I was watching footage today at my job. In it, a guy thought he had a spider on him, another person assured him that he did not. The fellow said that if he had indeed had a spider on him he would have cried.
This spurred a couple bug memories of mine that might make you cringe or laugh or some combination of the two.
1) This is a shortie but sweetie. And it has a happy ending.
One night I was taking out the trash as I'm known to do. I went around the front of the house instead of the back, totally randomly. I think my play-shoes were out front.
Later I had some more recycling to take out, I went around back this time. I just happened to pop my phone's light on when I neared the trash cans. Thankfully I had because my white beam illuminated one of the largest spider webs that I had ever seen (it still holds the record). Accompanying her web was a very large, dark colored spider as well. It was about 9 feet in the air so I didn't get a good look at her. I'm not sure her species, but her impressive web spanned from the side of my house's wall to the fence, about 7 feet I'd guess. Sadly, it did not have a message for me or any farmers woven into it...
I left the recycling there to be put in the receptacle another time. I could deal with that in the light of day.
Can you imagine if I had waltzed into that web, no light, hands full of garbage bags? The spider would have fallen from her perch probably onto my face, the silky strings of the webbing would have entombed me, and I would have had no choice but to light myself on fire. But it didn't and I didn't, so that's the happy ending.
2) Not so short, not as happy of an ending.
One night I came in from jogging, turned off the front porch light, and went to grab my pajamas so I could shower and change. As I was heading to the bathroom from the bedroom I saw a dark, standard comb-sized object on a bare white wall. It was dark in the room so I wasn't sure if it was a shadow or my imagination, or what. When I flipped on the light though I saw a very large roach of some sort, chillaxin' on my front room's wall.
I'm not sure if I mentioned this in the first story, but bugs are a thing for me. I wouldn't call them a phobia of mine, but they live in the same neighborhood as a phobia if you get what I mean. And now I was faced with a choice: let this humongous, uninvited guest exist in my house, or duel the behemoth.
Naturally, I called my wife into the room. Thankfully my kids were asleep or they would have lost some respect for their father because of how terrified I was. My wife assured me that yes, this was MY problem, and good luck with it. As progressive as we are with our gender roles, bug wrangling still falls under my jurisdiction.
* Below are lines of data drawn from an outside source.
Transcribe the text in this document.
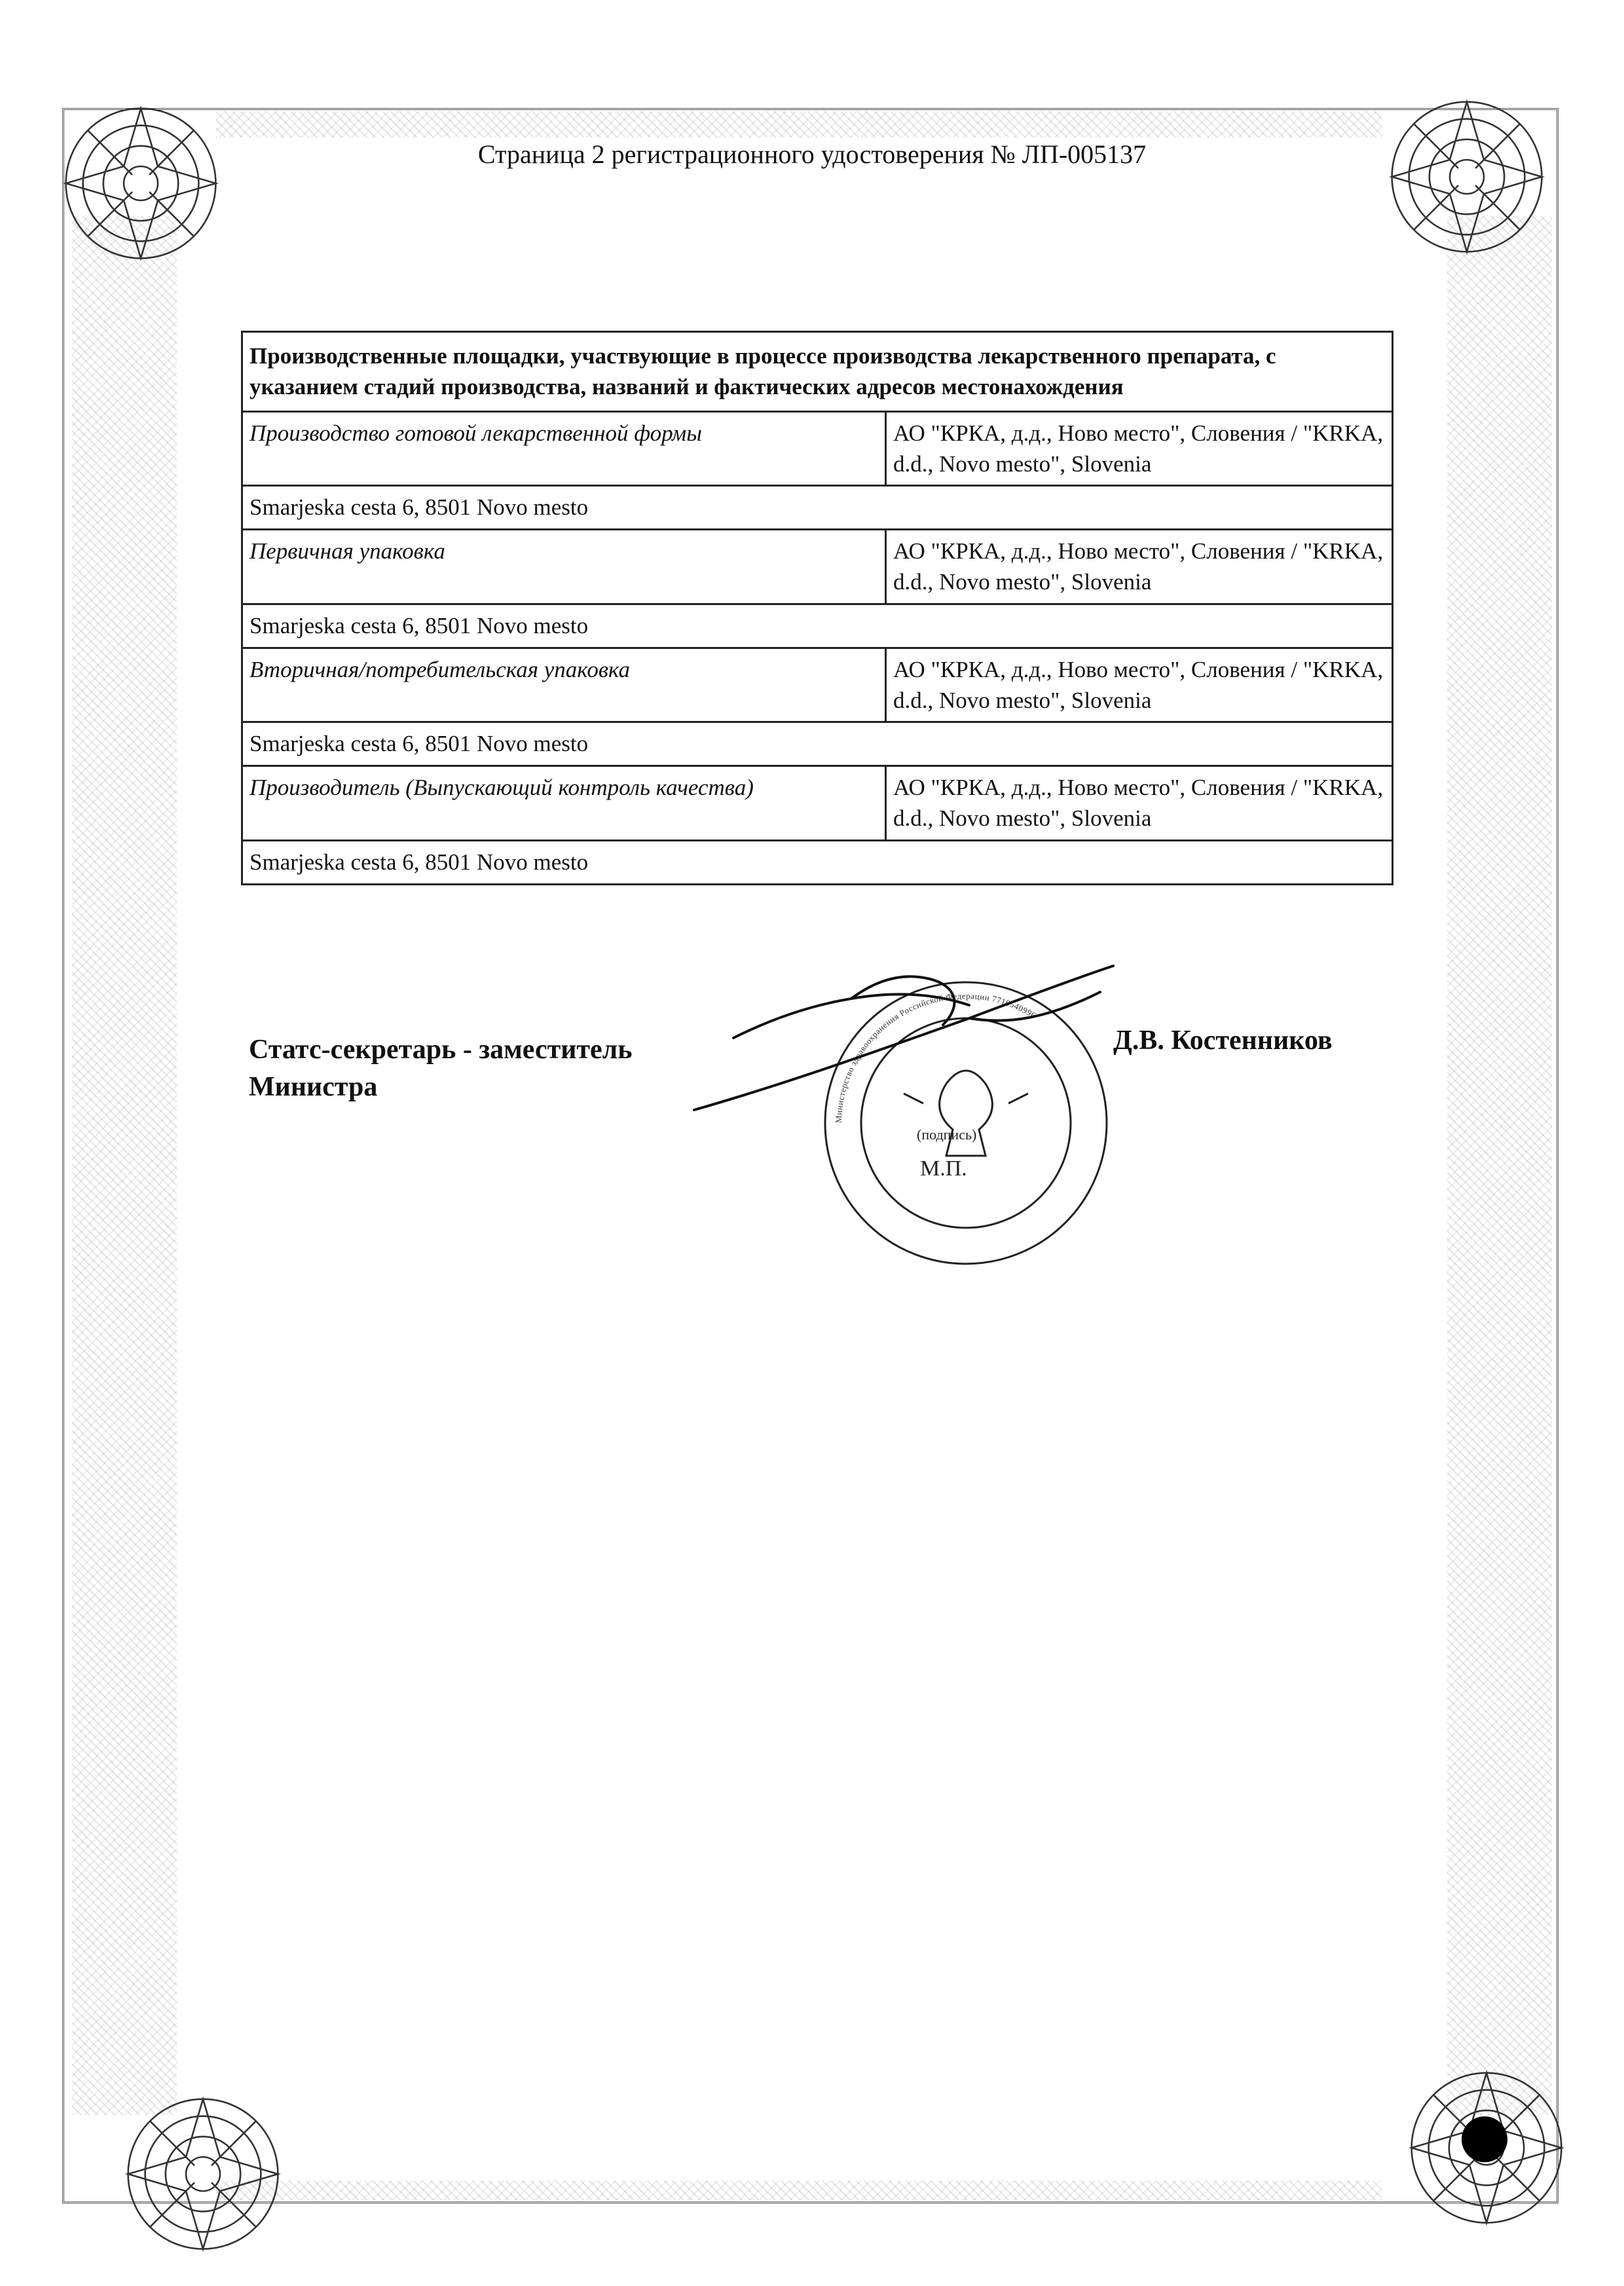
Страница 2 регистрационного удостоверения № ЛП-005137
Производственные площадки, участвующие в процессе производства лекарственного препарата, с указанием стадий производства, названий и фактических адресов местонахождения	
Производство готовой лекарственной формы	АО "КРКА, д.д., Ново место", Словения / "KRKA, d.d., Novo mesto", Slovenia
Smarjeska cesta 6, 8501 Novo mesto	
Первичная упаковка	АО "КРКА, д.д., Ново место", Словения / "KRKA, d.d., Novo mesto", Slovenia
Smarjeska cesta 6, 8501 Novo mesto	
Вторичная/потребительская упаковка	АО "КРКА, д.д., Ново место", Словения / "KRKA, d.d., Novo mesto", Slovenia
Smarjeska cesta 6, 8501 Novo mesto	
Производитель (Выпускающий контроль качества)	АО "КРКА, д.д., Ново место", Словения / "KRKA, d.d., Novo mesto", Slovenia
Smarjeska cesta 6, 8501 Novo mesto	
Статс-секретарь - заместитель
Министра
Д.В. Костенников
(подпись)
М.П.
Министерство здравоохранения Российской Федерации 7710540996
I enlisted my wife to make sure the bug didn't move, then I geared up. It was like an 80s movie montage but instead of guns and ammo and camo headbands I donned crocs, a hoodie, and one of those wooden paddles you take to the beach to bop around a bouncy ball in the sand. I pulled the ties of the hood tight and made bunny ears. I was ready for battle. (For some reason I neglected to put on pants though, so I was fully clothed except for my long, white legs clad in grey boxer briefs.)
Well we quickly learned that this particular breed of roach can fly... as it flew into our kitchen and hid which caused me even more emotional distress. Being able to see it in my house was bad enough, but knowing it was there and NOT being able to see it? That's a nightmare, like I've literally had nightmares like that.
But the creepy crawly (fly-y?) friend did not play hide and seek for too long, it reappeared on the ceiling of the kitchen. I looked for a way out. Could I suck it into the vacuum? Would it fly out the back door? No. I. Just. Had. To. Get. It. Out.
I worked up my nerve, I ran over, and paddled it off the ceiling, then I paddled it towards the sliding back door, then I paddled it off into the night. My heart was racing, I was sweating, but I was triumphant. My wife and I broke down in laughter.
I looked like a weirdo in my hoodie and undies and crocs. We had just been through a traumatic couple of minutes. But actually, in a week where we had been overworked and we had under-slept, it had been an almost "fun" bonding time. We had problem solved and felt big emotions together. And we were so glad it was over.
My theory is that the interloper had hitched a piggy back ride when I had come inside after my jog. And still, to this moment, the thought of it attaching itself to my shirt and riding into my house still gives me the itchy-willies.
The moral of those two stories? Hey, I never said there was one, I'm not a role model, ok? Get off my back.